Productive, Allocative and Dynamic Efficiency: Trade-offs
A commonly known saying is that there's no such thing as a free lunch. Another familiar proverb is that you can't have your cake and eat it. Such is the state of things when it comes to efficiency in economics.
Economists often divide economic efficiency into three types: productive, allocative, and dynamic. According to most economists, it is difficult, if not impossible, to achieve all three of these efficiencies at the same time. Rather, one must choose between them.
The reason for these is the different market structures in existence. One of the most well-known is the perfectly competitive market structure, where there is perfect knowledge, goods are not differentiated (i.e. branded), and generally, where there are a whole lot of other totally unrealistic things.
A more realistic market structure is monopolistic competition. Under this structure, there is imperfect knowledge and goods are branded, but firms do not have enough power to control the market because they compete against each other.
Oligopolies and monopolies are less common, but certainly more prevalent than perfectly competitive markets. Under oligopolies and monopolies, a few firms (in the case of a monopoly, exactly one firm) control the market, and thus have a lot of power over the market.
The amount of each profit a firm makes roughly corresponds with its power. Under perfectly competitive and monopolistically competitive markets, firms can make profits in the short run, but because in the long run new firms enter the market to take advantage of the potential profits to be made, the profit drops to zero.
On the other hand, oligopolies and monopolies often make huge profits, thanks to their immense power. So where does efficiency come in?
As might be expected, productive and allocative efficiency are achieved in perfectly competitive markets. Productive efficiency — where the goods and services are produced at the lowest cost possible — is only attainable under a perfectly competitive market structure, but fortunately one can come close to it in a monopolistically competitive market.
Allocative efficiency can also be achieved in a perfectly competitive market — the right combination of goods will be produced because the perfect knowledge of firms and consumers creates the right confluence of market signals. Thus, the economy will optimise its allocation of resources.
Surprisingly, dynamic efficiency is virtually impossible to achieve in a perfectly competitive market. Why? Because in the long run, firms have no profits. Thus, they have no money to innovate and develop new technology. Moreover, the perfect knowledge of the other firms and consumers ensures that any new development will be copied by others, and the competitive edge gained from it will be lost.

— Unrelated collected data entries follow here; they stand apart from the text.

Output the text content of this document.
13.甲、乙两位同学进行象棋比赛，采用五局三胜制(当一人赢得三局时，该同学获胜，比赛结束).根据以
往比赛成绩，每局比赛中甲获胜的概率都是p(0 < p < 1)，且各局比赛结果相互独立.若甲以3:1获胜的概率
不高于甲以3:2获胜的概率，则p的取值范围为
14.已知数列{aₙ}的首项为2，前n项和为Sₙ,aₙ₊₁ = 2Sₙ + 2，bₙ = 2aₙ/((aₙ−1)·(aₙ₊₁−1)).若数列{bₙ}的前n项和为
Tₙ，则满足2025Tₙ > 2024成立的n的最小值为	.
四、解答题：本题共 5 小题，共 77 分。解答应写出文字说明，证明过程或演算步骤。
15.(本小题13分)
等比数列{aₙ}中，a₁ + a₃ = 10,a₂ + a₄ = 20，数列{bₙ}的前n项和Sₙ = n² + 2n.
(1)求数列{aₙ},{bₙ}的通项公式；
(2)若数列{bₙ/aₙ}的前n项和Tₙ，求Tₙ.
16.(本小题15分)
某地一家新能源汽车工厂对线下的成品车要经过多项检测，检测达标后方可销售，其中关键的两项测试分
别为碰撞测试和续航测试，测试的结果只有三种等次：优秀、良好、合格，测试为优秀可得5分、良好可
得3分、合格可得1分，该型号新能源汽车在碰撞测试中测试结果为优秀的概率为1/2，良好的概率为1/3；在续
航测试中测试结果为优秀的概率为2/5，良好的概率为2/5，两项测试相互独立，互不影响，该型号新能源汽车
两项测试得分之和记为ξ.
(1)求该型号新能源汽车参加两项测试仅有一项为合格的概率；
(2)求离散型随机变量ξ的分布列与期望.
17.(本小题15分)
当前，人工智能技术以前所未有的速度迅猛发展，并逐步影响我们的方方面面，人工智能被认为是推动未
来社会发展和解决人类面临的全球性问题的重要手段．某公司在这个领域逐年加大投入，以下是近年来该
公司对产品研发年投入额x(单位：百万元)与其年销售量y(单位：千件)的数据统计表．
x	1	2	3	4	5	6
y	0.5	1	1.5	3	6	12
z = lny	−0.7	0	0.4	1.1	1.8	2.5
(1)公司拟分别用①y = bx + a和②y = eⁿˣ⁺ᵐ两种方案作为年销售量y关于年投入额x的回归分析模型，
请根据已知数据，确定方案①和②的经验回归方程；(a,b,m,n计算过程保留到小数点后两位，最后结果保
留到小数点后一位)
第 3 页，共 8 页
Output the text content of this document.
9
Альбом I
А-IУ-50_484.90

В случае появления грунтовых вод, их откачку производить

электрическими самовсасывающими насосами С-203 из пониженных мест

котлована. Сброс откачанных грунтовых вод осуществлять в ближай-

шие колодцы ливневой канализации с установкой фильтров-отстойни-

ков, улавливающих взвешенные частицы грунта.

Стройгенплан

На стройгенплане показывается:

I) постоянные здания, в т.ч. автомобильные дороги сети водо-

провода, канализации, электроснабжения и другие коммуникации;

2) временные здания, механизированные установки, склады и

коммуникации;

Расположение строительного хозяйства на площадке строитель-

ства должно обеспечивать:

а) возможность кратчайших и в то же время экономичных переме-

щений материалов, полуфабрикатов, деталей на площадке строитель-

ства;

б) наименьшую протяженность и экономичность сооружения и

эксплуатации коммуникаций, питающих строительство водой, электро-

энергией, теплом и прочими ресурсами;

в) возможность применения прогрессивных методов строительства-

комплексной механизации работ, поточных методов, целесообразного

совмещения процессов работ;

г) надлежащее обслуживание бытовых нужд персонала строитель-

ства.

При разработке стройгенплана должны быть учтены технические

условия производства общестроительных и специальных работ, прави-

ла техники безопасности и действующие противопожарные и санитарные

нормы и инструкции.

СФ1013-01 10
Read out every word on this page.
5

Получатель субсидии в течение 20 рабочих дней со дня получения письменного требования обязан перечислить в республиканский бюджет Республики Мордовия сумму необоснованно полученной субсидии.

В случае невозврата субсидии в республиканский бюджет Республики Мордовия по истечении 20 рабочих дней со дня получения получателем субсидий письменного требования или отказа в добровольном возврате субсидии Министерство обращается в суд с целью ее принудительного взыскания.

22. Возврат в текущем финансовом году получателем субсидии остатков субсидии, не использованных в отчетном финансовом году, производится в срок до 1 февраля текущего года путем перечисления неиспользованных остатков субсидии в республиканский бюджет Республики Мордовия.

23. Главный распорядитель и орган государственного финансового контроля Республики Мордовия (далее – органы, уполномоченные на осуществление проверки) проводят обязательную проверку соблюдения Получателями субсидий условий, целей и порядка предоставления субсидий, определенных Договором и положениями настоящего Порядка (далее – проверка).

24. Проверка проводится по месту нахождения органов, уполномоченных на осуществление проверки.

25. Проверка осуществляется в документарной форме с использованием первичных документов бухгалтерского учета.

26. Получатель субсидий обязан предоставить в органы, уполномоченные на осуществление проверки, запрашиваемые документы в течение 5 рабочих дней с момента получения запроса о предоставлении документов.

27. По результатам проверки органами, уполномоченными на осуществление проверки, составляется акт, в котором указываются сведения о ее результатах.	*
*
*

It has been suggested that monopolies and oligopolies, although terribly inefficient when it comes to achieving productive efficiency — they don't produce enough to achieve sufficient economies of scale and thus produce at the lowest average cost possible, because they find they can restrict output and make greater profits — as well as allocative efficiency (monolithic institutions are rarely conducive to the operation of market signals for allocating resources), can be excellent when it comes to dynamic efficiency.
The reason for this is that the immense profits these firms make allow them to devote more time and energy to research, thus benefiting society in the long run. There is reason to be skeptical of this explanation, since the market will not necessarily create an incentive to innovate (why would a monopolist want to spend his profits on research when he has no competition?). But there may be a ring of truth to it, since even notorious monopolies like Microsoft do innovate from time to time.
Under the most common market structure, monopolistic competition, no particular effiency is achieved. One might even argue this is particularly inefficient since, unlike with monopolies, firms in such a market have to spend money on essentially useless advertising. But this market structure also represents a compromise between the three different types of efficiency — and thank God for that, since a world without any dynamic efficiency would be just as dreadful as one without any productive or allocative efficiency.